Cross-slab, Church Island, Co. Kerry
Co. Kerry |
Crosses & Monuments
A carved stone slab that never quite became what it was meant to be sits among the early Christian remains on Church Island, in Lough Currane, Co. Kerry.
What makes it quietly arresting is precisely its incompleteness: the design was apparently abandoned partway through, leaving a cross-form that exists more as intention than execution, caught somewhere between raw material and finished monument.

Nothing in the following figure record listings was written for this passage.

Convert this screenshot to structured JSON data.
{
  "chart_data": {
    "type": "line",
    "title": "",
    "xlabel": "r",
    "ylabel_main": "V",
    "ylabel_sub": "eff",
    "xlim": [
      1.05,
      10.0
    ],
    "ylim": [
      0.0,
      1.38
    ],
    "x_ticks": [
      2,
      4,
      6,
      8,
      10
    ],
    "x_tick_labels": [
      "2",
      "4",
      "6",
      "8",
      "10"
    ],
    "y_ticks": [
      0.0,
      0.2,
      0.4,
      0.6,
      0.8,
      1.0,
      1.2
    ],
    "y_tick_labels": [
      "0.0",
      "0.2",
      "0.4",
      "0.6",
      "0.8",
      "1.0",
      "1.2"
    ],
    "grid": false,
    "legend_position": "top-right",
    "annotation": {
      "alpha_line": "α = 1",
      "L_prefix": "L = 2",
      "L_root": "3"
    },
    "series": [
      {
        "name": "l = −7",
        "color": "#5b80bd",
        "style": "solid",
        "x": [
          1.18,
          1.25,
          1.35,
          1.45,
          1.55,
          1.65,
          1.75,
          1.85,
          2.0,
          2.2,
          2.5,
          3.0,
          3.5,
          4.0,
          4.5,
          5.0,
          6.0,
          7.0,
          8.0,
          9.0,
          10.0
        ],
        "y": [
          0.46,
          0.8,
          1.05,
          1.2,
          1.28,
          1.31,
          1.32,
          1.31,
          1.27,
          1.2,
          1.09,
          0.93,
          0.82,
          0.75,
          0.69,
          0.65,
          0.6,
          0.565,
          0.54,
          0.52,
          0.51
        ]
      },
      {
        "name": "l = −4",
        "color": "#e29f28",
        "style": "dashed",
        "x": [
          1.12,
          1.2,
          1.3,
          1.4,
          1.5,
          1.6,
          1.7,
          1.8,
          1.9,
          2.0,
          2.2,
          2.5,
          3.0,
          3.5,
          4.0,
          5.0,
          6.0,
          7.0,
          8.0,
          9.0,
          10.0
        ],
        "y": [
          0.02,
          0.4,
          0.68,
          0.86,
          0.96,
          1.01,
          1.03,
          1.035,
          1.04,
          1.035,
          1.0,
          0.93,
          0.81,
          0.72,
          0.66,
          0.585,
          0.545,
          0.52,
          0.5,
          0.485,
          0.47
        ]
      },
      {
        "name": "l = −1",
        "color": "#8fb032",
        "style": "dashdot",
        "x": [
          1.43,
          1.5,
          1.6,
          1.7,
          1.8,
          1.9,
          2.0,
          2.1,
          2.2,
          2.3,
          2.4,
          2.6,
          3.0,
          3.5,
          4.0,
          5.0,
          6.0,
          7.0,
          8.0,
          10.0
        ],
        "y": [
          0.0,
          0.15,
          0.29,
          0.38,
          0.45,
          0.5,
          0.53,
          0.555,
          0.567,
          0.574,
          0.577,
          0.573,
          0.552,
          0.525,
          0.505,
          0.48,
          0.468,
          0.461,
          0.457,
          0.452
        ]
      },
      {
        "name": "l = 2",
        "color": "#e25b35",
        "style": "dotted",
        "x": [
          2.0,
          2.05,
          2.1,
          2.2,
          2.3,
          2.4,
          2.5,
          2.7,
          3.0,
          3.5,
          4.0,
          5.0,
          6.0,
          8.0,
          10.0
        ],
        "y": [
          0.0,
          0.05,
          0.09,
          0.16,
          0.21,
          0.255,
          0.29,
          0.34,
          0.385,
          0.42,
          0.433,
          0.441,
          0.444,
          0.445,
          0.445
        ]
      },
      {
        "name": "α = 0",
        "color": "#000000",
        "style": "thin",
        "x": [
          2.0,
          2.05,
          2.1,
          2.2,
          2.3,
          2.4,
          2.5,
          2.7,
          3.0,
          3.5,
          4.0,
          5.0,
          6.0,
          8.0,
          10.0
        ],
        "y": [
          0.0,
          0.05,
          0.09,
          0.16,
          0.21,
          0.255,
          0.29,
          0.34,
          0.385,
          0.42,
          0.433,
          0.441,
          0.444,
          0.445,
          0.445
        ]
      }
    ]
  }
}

The slab is rough slate, about 97 centimetres tall, with a straight top and a roughly pointed base. Whoever worked it cut two horizontal grooves, the upper one gently curving, joined to a central vertical groove, with pairs of opposed notches cut into the edges of the slab at either side. The overall effect is a cross-shape achieved through incision and notching rather than carving in relief, a technique seen on a number of early medieval Irish cross-slabs, where the symbol is suggested by the negative space of the cuts rather than built up from the stone. The design, though, seems to stop before completion, the grooves falling short of what the full scheme would presumably have been. What is particularly telling about this slab's history is where it ended up: at some point it was repurposed entirely, laid flat and used as a covering stone over the drain of a circular stone house on the island. A devotional object, or at least a stone in the process of becoming one, recycled as infrastructure.